The Biden/Harris team, even while addressing the more practical and pressing multitude of issues that are the basis of daily government, must also work to change the framework of our belief systems and our sense of common humanity. They will need the help of each of us to succeed.
HEALING AND UNITY. The most important task for the Biden/Harris team and Democratic leaders across the country in the next four years is to bring our fighting factions together. Republicans and Democrats, native born Americans and immigrants, all our diverse groups, must learn how to talk with each other and work together for the common good.
Our country is rich in resources and talent. We can improve the lot of everyone, if we want to. What we seem to lack is the imagination and the desire to live in peace with our neighbors and to overcome our common challenges.
Currently we seem to enjoy mocking people with different beliefs and exaggerating our differences to deepen our divisions. We seem to gain in personal esteem by denigrating others. We relish the raw in your face politics of the Supreme Court nominations, impeachment proceedings and partisan divides. We seem to enjoy the combat of the boxing ring without paying any attention to the pain and suffering of the combatants – even when we are the actual combatants.
None of these spectacles brings respect or honor to any of us – perhaps least of all the pawns, such as Gorsuch, Kavanaugh and Barrett, who provide the grist for the political and media mills. We seem to think our national political issues – jobs, healthcare, climate change, defense, cyber security, education, racial and class warfare and social justice and a host of other issues — are just games with the goal being to win a “Superbowl” ring.
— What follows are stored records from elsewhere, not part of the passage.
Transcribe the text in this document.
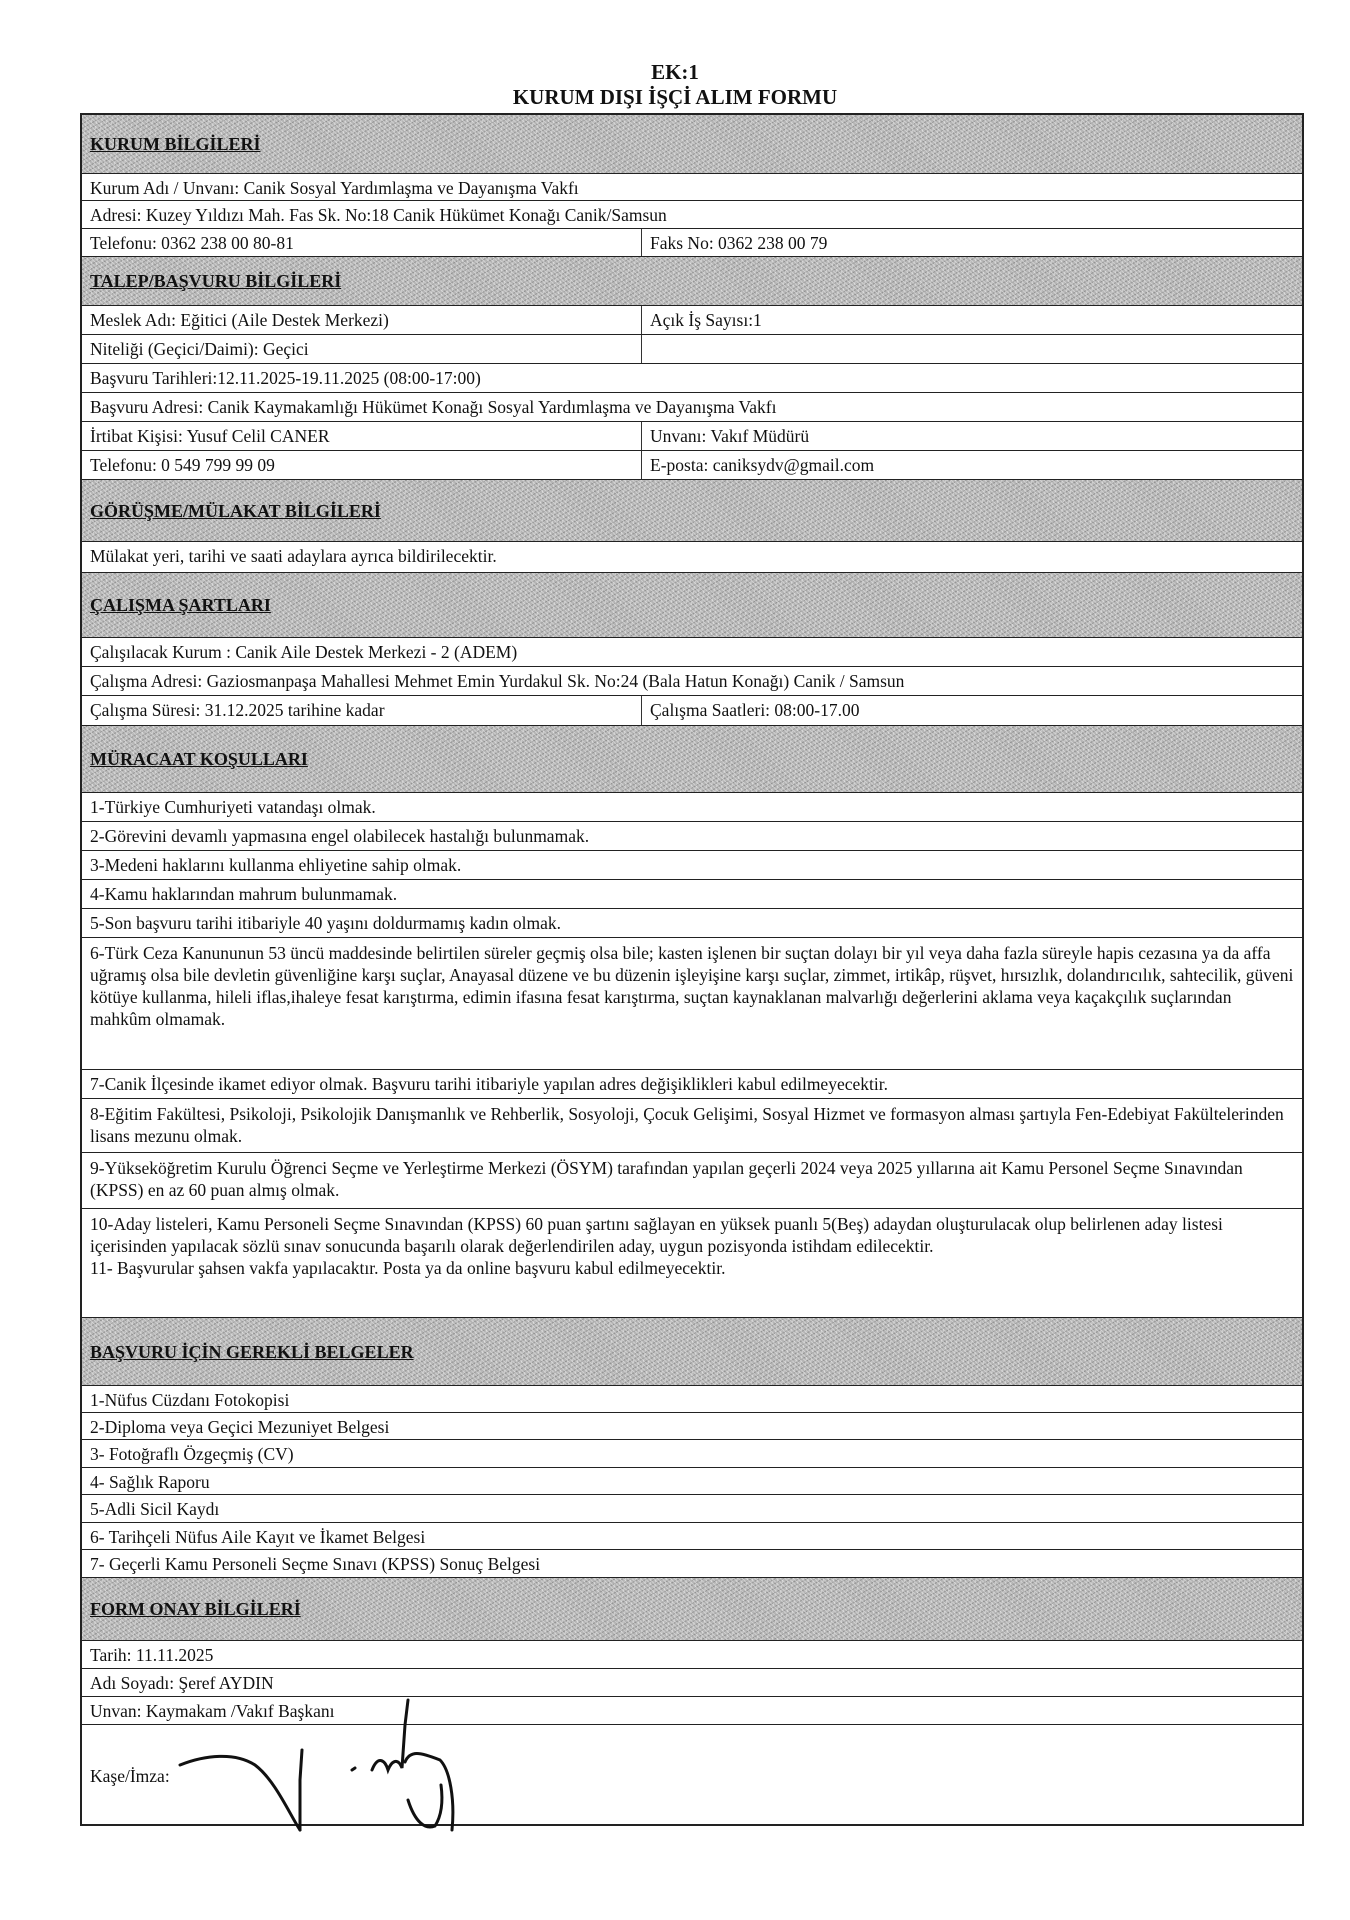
EK:1
KURUM DIŞI İŞÇİ ALIM FORMU
KURUM BİLGİLERİ
Kurum Adı / Unvanı: Canik Sosyal Yardımlaşma ve Dayanışma Vakfı
Adresi: Kuzey Yıldızı Mah. Fas Sk. No:18 Canik Hükümet Konağı Canik/Samsun
Telefonu: 0362 238 00 80-81	Faks No: 0362 238 00 79
TALEP/BAŞVURU BİLGİLERİ
Meslek Adı: Eğitici (Aile Destek Merkezi)	Açık İş Sayısı:1
Niteliği (Geçici/Daimi): Geçici
Başvuru Tarihleri:12.11.2025-19.11.2025 (08:00-17:00)
Başvuru Adresi: Canik Kaymakamlığı Hükümet Konağı Sosyal Yardımlaşma ve Dayanışma Vakfı
İrtibat Kişisi: Yusuf Celil CANER	Unvanı: Vakıf Müdürü
Telefonu: 0 549 799 99 09	E-posta: caniksydv@gmail.com
GÖRÜŞME/MÜLAKAT BİLGİLERİ
Mülakat yeri, tarihi ve saati adaylara ayrıca bildirilecektir.
ÇALIŞMA ŞARTLARI
Çalışılacak Kurum : Canik Aile Destek Merkezi - 2 (ADEM)
Çalışma Adresi: Gaziosmanpaşa Mahallesi Mehmet Emin Yurdakul Sk. No:24 (Bala Hatun Konağı) Canik / Samsun
Çalışma Süresi: 31.12.2025 tarihine kadar	Çalışma Saatleri: 08:00-17.00
MÜRACAAT KOŞULLARI
1-Türkiye Cumhuriyeti vatandaşı olmak.
2-Görevini devamlı yapmasına engel olabilecek hastalığı bulunmamak.
3-Medeni haklarını kullanma ehliyetine sahip olmak.
4-Kamu haklarından mahrum bulunmamak.
5-Son başvuru tarihi itibariyle 40 yaşını doldurmamış kadın olmak.
6-Türk Ceza Kanununun 53 üncü maddesinde belirtilen süreler geçmiş olsa bile; kasten işlenen bir suçtan dolayı bir yıl veya daha fazla süreyle hapis cezasına ya da affa uğramış olsa bile devletin güvenliğine karşı suçlar, Anayasal düzene ve bu düzenin işleyişine karşı suçlar, zimmet, irtikâp, rüşvet, hırsızlık, dolandırıcılık, sahtecilik, güveni kötüye kullanma, hileli iflas,ihaleye fesat karıştırma, edimin ifasına fesat karıştırma, suçtan kaynaklanan malvarlığı değerlerini aklama veya kaçakçılık suçlarından mahkûm olmamak.
7-Canik İlçesinde ikamet ediyor olmak. Başvuru tarihi itibariyle yapılan adres değişiklikleri kabul edilmeyecektir.
8-Eğitim Fakültesi, Psikoloji, Psikolojik Danışmanlık ve Rehberlik, Sosyoloji, Çocuk Gelişimi, Sosyal Hizmet ve formasyon alması şartıyla Fen-Edebiyat Fakültelerinden lisans mezunu olmak.
9-Yükseköğretim Kurulu Öğrenci Seçme ve Yerleştirme Merkezi (ÖSYM) tarafından yapılan geçerli 2024 veya 2025 yıllarına ait Kamu Personel Seçme Sınavından (KPSS) en az 60 puan almış olmak.
10-Aday listeleri, Kamu Personeli Seçme Sınavından (KPSS) 60 puan şartını sağlayan en yüksek puanlı 5(Beş) adaydan oluşturulacak olup belirlenen aday listesi içerisinden yapılacak sözlü sınav sonucunda başarılı olarak değerlendirilen aday, uygun pozisyonda istihdam edilecektir.
11- Başvurular şahsen vakfa yapılacaktır. Posta ya da online başvuru kabul edilmeyecektir.
BAŞVURU İÇİN GEREKLİ BELGELER
1-Nüfus Cüzdanı Fotokopisi
2-Diploma veya Geçici Mezuniyet Belgesi
3- Fotoğraflı Özgeçmiş (CV)
4- Sağlık Raporu
5-Adli Sicil Kaydı
6- Tarihçeli Nüfus Aile Kayıt ve İkamet Belgesi
7- Geçerli Kamu Personeli Seçme Sınavı (KPSS) Sonuç Belgesi
FORM ONAY BİLGİLERİ
Tarih: 11.11.2025
Adı Soyadı: Şeref AYDIN
Unvan: Kaymakam /Vakıf Başkanı
Kaşe/İmza:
But these are life and death issues that affect each of us, our children and our national trajectory.
We seem to prefer re-litigating old issues – abortion rights, gay marriage, immigration, taxes, big government or small government – rather than facing the more challenging and common threats facing all of us. If we give low or no priority to climate change, clean energy, new technologies and job creation, national and cyber security threats from China, Russia, Iran, North Korea and pandemics, known and yet to come, we will be like the Titanic heading for the ice berg but not even trying to avoid it. The consequences will not be pretty.
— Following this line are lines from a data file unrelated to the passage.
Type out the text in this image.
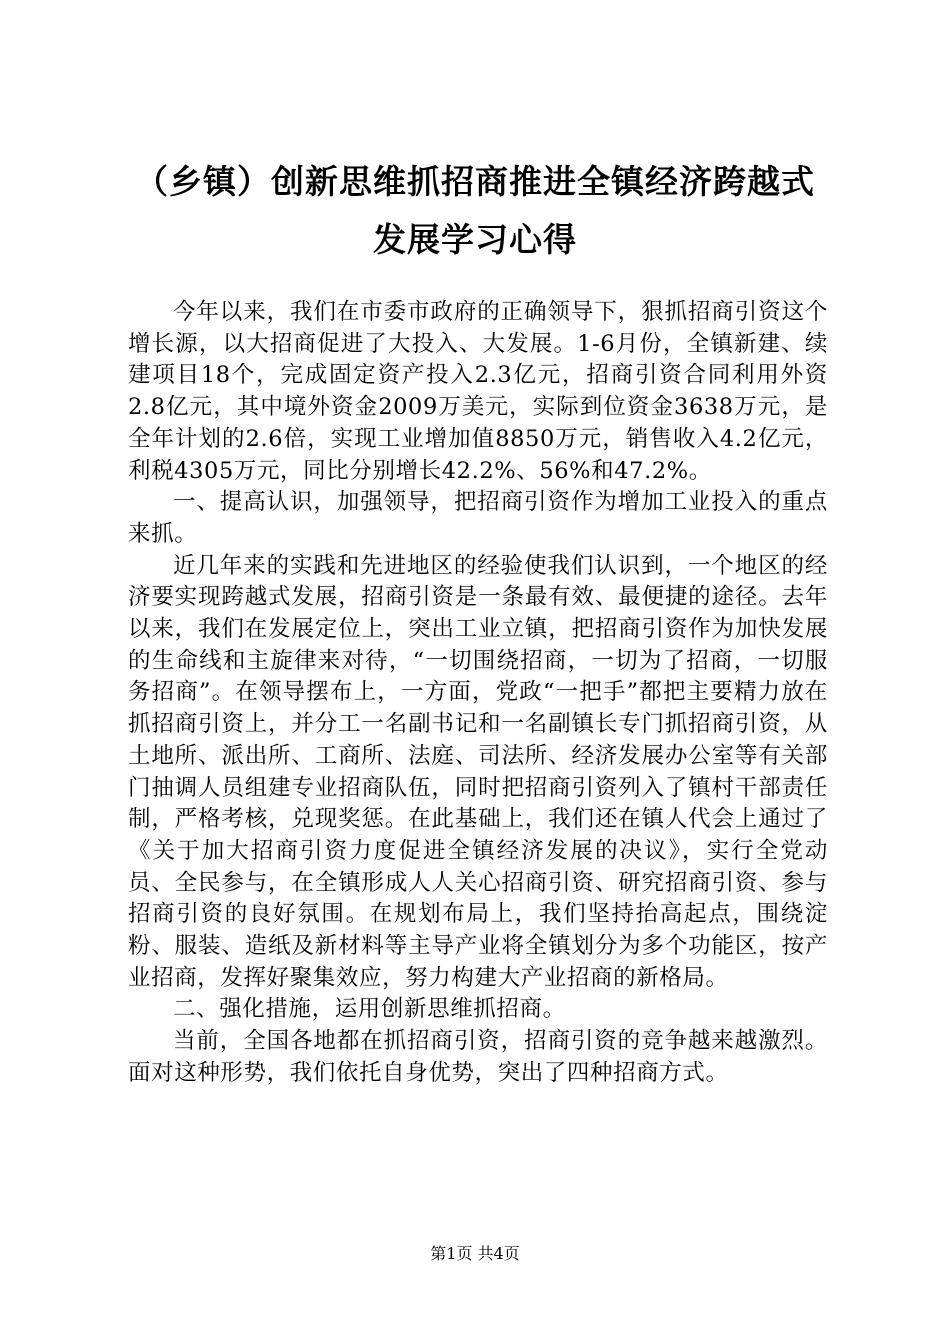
（乡镇）创新思维抓招商推进全镇经济跨越式
发展学习心得

今年以来，我们在市委市政府的正确领导下，狠抓招商引资这个增长源，以大招商促进了大投入、大发展。1-6月份，全镇新建、续建项目18个，完成固定资产投入2.3亿元，招商引资合同利用外资2.8亿元，其中境外资金2009万美元，实际到位资金3638万元，是全年计划的2.6倍，实现工业增加值8850万元，销售收入4.2亿元，利税4305万元，同比分别增长42.2%、56%和47.2%。

一、提高认识，加强领导，把招商引资作为增加工业投入的重点来抓。

近几年来的实践和先进地区的经验使我们认识到，一个地区的经济要实现跨越式发展，招商引资是一条最有效、最便捷的途径。去年以来，我们在发展定位上，突出工业立镇，把招商引资作为加快发展的生命线和主旋律来对待，“一切围绕招商，一切为了招商，一切服务招商”。在领导摆布上，一方面，党政“一把手”都把主要精力放在抓招商引资上，并分工一名副书记和一名副镇长专门抓招商引资，从土地所、派出所、工商所、法庭、司法所、经济发展办公室等有关部门抽调人员组建专业招商队伍，同时把招商引资列入了镇村干部责任制，严格考核，兑现奖惩。在此基础上，我们还在镇人代会上通过了《关于加大招商引资力度促进全镇经济发展的决议》，实行全党动员、全民参与，在全镇形成人人关心招商引资、研究招商引资、参与招商引资的良好氛围。在规划布局上，我们坚持抬高起点，围绕淀粉、服装、造纸及新材料等主导产业将全镇划分为多个功能区，按产业招商，发挥好聚集效应，努力构建大产业招商的新格局。

二、强化措施，运用创新思维抓招商。

当前，全国各地都在抓招商引资，招商引资的竞争越来越激烈。面对这种形势，我们依托自身优势，突出了四种招商方式。

第1页 共4页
Regardless of whether the red or blue wave carries the day, Democrats must take the lead in working to heal and unite our divided country. This especially true if Biden wins the Presidency while Republicans keep a majority in the Senate. Our country will not succeed if our divided politics continue.
We cannot and must not give up our faith in our founding ideals and the zeal with which we work to realize them. We just have to realize that as much as the US has progressed since our founding and since the Civil War, the work is not finished. We still have a long way to go to create a more perfect union.
If Trump wins re-election, that means unequivocally that Democrats failed to accurately perceive the desires of the electorate. It means even a moderately left agenda is too far left for most Americans. Or it means that Democrats have failed to effectively counter Trump’s lies, fear-mongering and propaganda. Democrats will need to do some deep soul searching to figure out how to overcome Democratic shortcomings in 2016 and in this election cycle. In the next election cycle it will be imperative for Democrats to come together behind a Presidential candidate early in the primary season and use that time and money to mount a winning campaign.
Regardless of the outcome, all Americans owe a debt of gratitude to Joe Biden for his many years of selfless service to our country and for being willing to take on Trump in this campaign.